Now, I choose topics and venues that I hope will stand the test of time. That was one reason why I wrote historical fiction. I figured what happened two hundred years ago was not subject to change. I was wrong about that. It turns out debate still rages about the Hawai'ians role in Captain Cook’s death and that other aspects of Wai-nani’s story are controversial today.
Q. If I were sitting down to write my very first story, what would your advice be?
All good stories, articles and essays have a fetching beginning, an engaging middle and a satisfying end. Jack says story is desire, struggle, realization which equals character arc. When you are describing a setting or person you should be appealing to at least three out of five of the senses. This applies to fiction, travel writing, article writing movies you name it. Think about what it is you want to get across. What is the point of this story? Who are your characters? But, most importantly write the story. Don’t get log jammed by trying to be perfect. My work is not perfect. I re-work it constantly.

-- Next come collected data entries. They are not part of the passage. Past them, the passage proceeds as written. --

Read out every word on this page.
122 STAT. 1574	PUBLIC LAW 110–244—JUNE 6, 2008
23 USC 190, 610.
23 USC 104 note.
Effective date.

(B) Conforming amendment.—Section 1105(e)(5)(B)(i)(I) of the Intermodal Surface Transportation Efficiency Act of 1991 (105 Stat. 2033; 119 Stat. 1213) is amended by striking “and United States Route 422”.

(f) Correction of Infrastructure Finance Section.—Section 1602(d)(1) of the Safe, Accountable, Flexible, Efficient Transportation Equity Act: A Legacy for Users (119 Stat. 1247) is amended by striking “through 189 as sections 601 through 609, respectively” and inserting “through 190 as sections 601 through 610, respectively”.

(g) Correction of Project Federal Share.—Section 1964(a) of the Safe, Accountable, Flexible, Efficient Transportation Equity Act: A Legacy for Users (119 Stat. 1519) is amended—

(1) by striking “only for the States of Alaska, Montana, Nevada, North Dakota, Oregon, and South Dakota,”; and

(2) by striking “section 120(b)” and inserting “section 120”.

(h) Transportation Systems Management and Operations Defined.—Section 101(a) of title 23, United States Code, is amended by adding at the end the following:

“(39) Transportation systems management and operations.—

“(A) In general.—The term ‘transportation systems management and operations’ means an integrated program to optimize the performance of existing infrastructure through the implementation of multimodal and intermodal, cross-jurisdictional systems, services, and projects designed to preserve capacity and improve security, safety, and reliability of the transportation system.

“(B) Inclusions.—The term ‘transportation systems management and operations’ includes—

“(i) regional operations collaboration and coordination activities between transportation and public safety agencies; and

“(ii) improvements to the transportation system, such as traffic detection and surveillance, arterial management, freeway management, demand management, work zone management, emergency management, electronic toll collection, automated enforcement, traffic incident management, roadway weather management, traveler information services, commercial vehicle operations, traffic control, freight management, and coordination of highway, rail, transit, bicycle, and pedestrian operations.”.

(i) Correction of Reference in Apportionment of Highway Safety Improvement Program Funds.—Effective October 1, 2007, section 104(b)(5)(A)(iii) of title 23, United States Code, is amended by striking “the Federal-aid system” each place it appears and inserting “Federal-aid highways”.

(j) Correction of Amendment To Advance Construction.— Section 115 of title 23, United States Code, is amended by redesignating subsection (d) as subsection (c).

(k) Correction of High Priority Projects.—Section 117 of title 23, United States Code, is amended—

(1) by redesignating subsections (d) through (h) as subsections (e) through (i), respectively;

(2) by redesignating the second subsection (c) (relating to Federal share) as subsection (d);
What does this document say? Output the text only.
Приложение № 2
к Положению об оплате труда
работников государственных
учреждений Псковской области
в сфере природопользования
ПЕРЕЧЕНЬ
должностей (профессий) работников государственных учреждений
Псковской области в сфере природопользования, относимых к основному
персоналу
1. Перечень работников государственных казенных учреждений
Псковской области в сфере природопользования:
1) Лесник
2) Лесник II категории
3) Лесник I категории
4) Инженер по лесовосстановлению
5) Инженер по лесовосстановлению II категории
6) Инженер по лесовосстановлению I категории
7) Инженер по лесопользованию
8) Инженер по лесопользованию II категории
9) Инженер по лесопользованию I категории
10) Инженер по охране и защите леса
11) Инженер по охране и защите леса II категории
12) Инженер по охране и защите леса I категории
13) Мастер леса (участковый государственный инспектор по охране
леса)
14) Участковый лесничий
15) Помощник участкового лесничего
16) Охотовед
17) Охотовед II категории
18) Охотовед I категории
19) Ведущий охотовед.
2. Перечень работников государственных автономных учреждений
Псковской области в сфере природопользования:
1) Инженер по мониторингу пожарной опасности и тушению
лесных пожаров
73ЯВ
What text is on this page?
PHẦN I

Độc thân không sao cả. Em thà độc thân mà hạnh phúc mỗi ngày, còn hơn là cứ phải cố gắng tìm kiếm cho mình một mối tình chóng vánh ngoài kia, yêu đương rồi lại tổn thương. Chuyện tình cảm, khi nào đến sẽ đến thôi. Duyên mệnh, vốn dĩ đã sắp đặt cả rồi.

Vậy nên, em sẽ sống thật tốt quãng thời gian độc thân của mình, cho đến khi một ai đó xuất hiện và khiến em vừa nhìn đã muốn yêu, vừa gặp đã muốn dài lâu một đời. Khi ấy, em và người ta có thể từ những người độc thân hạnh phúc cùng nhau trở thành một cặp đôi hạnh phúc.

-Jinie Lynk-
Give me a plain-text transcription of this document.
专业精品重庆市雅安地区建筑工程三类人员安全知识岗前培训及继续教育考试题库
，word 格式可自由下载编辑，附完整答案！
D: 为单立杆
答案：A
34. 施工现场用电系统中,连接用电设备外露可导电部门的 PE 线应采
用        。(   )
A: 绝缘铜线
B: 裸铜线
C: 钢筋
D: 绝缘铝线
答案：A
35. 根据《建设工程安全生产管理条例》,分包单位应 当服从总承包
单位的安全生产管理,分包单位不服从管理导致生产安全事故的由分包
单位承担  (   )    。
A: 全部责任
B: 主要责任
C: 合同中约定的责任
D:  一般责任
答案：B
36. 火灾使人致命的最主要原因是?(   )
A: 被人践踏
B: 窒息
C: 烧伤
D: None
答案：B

Q. What is your best advice for getting published?
Keep trying. Go to seminars. Talk to people. Learn from their experience. Learn your craft and about the business of writing. Remember the dance is all there is. It’s in the writing not being published. But, published is good!
Q. What has been the single most important part of your success?
Emerging as a writer is a bit like a butterfly scratching out of its homely chrysalis. The earth laughs in flowers, but the butterflies spread her joy.